Rick Sanchez and Morty Smith, both voiced by Justin Roiland, are a duo that go on classic adventures and jump through timelines via a portal gun. Rick is regarded to be the smartest man in the universe and obviously so while his grandson is, well, the opposite. This season is supposedly the continuation of the grand plot of Evil Morty’s existence and possible return after destroying the Citadel, a government of Ricks from different dimensions, at the end of season five.
Evil Morty is recognized as a version of Morty’s original character that turned to the dark side after multiple betrayals from his version of Rick. Mortys being disappointed by the actions of their “Ricks” aren’t a rarity, but the retaliation of a Morty certainly is. It demonstrates a surplus of intelligence and emotional maturity that this 14-year old character is not supposed to possess.

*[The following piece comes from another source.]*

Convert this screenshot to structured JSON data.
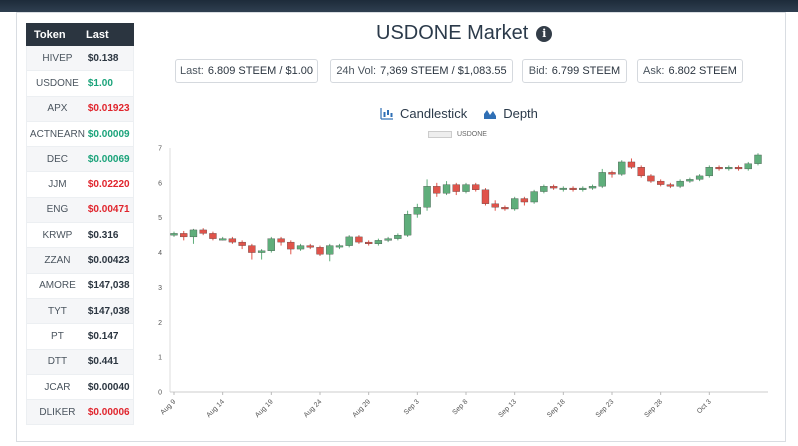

While the show has been developing since 2013, almost a decade later it seems the true plot of the show is just beginning. Many fans speculate that the first five seasons simply serve as background and build up to the anticipated reveal of what this show is all about. Social media has been a catalyst for this conversation amongst fans, as it often is, and Rick and Morty’s verified social media accounts reply back just as often.

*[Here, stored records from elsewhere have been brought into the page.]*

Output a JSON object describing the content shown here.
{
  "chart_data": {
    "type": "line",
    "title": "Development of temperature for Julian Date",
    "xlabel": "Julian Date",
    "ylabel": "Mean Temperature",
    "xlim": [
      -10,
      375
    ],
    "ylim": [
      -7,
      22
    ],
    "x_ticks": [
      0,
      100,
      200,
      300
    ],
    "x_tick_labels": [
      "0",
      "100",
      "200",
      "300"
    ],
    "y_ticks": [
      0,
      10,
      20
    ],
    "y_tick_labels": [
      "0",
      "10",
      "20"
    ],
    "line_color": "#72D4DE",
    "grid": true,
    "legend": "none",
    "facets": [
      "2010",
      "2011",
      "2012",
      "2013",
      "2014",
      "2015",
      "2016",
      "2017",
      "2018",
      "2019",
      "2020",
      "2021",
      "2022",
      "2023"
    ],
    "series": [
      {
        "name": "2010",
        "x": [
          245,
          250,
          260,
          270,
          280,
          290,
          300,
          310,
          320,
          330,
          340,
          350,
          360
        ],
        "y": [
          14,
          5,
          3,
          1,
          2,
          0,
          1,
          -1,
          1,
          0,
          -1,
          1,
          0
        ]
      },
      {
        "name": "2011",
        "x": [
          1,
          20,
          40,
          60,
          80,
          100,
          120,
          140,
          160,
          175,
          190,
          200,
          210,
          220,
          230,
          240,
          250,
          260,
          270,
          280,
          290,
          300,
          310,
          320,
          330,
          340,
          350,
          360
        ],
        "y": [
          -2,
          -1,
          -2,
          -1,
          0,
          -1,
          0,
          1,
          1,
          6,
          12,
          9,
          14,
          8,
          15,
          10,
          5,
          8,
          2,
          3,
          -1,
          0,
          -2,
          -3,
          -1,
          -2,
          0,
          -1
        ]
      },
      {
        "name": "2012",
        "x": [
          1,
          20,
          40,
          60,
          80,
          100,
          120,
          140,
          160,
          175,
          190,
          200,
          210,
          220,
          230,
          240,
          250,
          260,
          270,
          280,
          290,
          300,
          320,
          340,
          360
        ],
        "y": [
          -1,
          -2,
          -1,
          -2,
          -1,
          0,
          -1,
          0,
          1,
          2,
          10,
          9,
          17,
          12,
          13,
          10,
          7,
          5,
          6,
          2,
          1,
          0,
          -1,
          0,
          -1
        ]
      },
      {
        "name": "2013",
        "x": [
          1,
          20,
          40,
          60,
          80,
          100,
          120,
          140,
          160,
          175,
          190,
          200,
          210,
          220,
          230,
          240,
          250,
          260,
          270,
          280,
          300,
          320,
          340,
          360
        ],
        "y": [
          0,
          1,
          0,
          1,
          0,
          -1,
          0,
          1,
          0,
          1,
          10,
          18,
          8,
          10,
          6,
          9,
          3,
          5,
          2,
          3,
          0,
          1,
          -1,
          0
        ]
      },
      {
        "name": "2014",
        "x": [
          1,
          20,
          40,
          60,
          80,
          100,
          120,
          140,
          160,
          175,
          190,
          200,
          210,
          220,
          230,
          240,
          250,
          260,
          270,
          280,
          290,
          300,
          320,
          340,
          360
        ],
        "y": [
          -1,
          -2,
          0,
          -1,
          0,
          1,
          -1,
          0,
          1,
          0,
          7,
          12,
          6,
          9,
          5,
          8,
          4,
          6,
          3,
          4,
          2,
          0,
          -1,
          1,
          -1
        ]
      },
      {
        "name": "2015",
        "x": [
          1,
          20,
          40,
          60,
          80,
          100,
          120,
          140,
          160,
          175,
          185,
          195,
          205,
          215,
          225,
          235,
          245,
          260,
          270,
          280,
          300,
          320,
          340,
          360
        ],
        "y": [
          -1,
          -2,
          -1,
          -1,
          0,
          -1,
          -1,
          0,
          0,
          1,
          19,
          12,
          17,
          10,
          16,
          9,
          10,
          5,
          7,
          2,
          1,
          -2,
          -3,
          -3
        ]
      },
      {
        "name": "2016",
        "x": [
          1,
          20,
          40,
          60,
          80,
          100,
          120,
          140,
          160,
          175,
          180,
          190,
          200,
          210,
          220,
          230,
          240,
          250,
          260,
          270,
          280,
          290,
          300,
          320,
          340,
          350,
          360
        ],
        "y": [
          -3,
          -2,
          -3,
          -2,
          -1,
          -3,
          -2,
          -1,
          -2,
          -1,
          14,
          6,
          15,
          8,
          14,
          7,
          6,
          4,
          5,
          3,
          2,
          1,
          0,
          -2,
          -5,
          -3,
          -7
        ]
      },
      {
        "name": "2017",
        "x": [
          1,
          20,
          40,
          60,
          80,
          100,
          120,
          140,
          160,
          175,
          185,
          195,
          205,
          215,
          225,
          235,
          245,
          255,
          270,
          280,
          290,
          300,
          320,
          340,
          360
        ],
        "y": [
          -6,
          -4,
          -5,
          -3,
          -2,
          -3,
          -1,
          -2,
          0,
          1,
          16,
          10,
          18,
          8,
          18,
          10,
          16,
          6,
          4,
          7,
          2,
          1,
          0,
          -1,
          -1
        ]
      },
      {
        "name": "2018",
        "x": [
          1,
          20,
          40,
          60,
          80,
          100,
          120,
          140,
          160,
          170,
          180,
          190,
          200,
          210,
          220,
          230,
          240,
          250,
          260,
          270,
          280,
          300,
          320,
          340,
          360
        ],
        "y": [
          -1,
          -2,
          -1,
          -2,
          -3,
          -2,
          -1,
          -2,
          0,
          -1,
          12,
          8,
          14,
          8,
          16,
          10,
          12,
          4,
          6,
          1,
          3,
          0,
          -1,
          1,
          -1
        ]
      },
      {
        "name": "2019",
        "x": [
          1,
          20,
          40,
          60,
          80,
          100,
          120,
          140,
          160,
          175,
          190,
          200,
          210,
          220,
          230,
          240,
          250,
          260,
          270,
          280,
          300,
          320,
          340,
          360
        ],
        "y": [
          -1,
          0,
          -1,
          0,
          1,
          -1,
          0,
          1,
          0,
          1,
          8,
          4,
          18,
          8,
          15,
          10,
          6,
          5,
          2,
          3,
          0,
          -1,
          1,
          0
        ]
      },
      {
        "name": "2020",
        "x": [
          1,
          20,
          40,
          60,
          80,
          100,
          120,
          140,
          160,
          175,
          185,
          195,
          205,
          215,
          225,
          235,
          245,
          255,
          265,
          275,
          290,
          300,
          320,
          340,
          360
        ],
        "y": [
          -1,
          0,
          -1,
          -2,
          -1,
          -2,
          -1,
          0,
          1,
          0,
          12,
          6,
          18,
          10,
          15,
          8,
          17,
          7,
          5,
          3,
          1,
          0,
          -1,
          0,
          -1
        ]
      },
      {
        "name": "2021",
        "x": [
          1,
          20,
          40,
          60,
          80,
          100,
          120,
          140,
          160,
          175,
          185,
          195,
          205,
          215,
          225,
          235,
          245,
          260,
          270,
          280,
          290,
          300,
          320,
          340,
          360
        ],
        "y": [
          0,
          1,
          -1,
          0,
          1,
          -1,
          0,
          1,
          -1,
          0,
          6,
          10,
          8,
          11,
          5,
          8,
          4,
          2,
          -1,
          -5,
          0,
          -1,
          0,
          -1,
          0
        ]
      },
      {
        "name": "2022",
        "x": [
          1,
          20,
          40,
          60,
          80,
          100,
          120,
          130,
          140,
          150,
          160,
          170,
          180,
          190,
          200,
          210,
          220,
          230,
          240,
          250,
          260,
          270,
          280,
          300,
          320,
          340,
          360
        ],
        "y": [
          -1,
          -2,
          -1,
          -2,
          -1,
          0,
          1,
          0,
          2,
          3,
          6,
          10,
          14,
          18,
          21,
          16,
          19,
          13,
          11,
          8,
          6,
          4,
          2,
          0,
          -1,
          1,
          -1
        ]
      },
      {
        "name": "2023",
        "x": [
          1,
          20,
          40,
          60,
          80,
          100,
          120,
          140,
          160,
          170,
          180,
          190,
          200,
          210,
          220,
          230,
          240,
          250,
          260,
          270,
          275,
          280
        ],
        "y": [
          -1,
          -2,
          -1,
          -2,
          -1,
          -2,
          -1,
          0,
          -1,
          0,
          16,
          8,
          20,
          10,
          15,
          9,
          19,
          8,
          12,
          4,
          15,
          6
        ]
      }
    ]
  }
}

Going along with the fan-made theory of seasons one through five being a build up, season six episode one “Solaricks” serves as an introduction to a new family dynamic and way of conceptualizing this already complex show. Part of the show’s charm is almost every member of their immediate family is not from their original timeline. The show depends on the understanding, introduced by Rick, that there’s an infinite amount of universes, timelines, dimensions and therefore, no individual or bond is special.
While the emotional underlyings of the show contradicts this, Rick acts upon this in real life and has no conscience about switching Jerrys, Ricks and Mortys across timelines into other ones as he sees fit.
In episode one of season six, we see the consequences of this framework and Morty, Rick and Jerry find themselves back in their original timelines separate from Summer, Beth and Space Beth. While they return to their original timeline they deal with the messes they’ve left behind. Rick was technologically haunted by his dead wife, Diane, Morty was facing abandoning his original family in a destroyed timeline, and Jerry goes back to a dysfunctional-Rick ruling dynamic as seen in season two.
While many agree it wasn’t the most shocking episode thus far, it deconstructs a lot of what we’ve known about the show to be. Specifically the Smith family’s dynamic and even what their characters, at their core, are evolving to. The next episode airs Sept. 11 on Adult Swim, entitled “Rick: A Mort Well Lived,” and broh it’s about to get wild.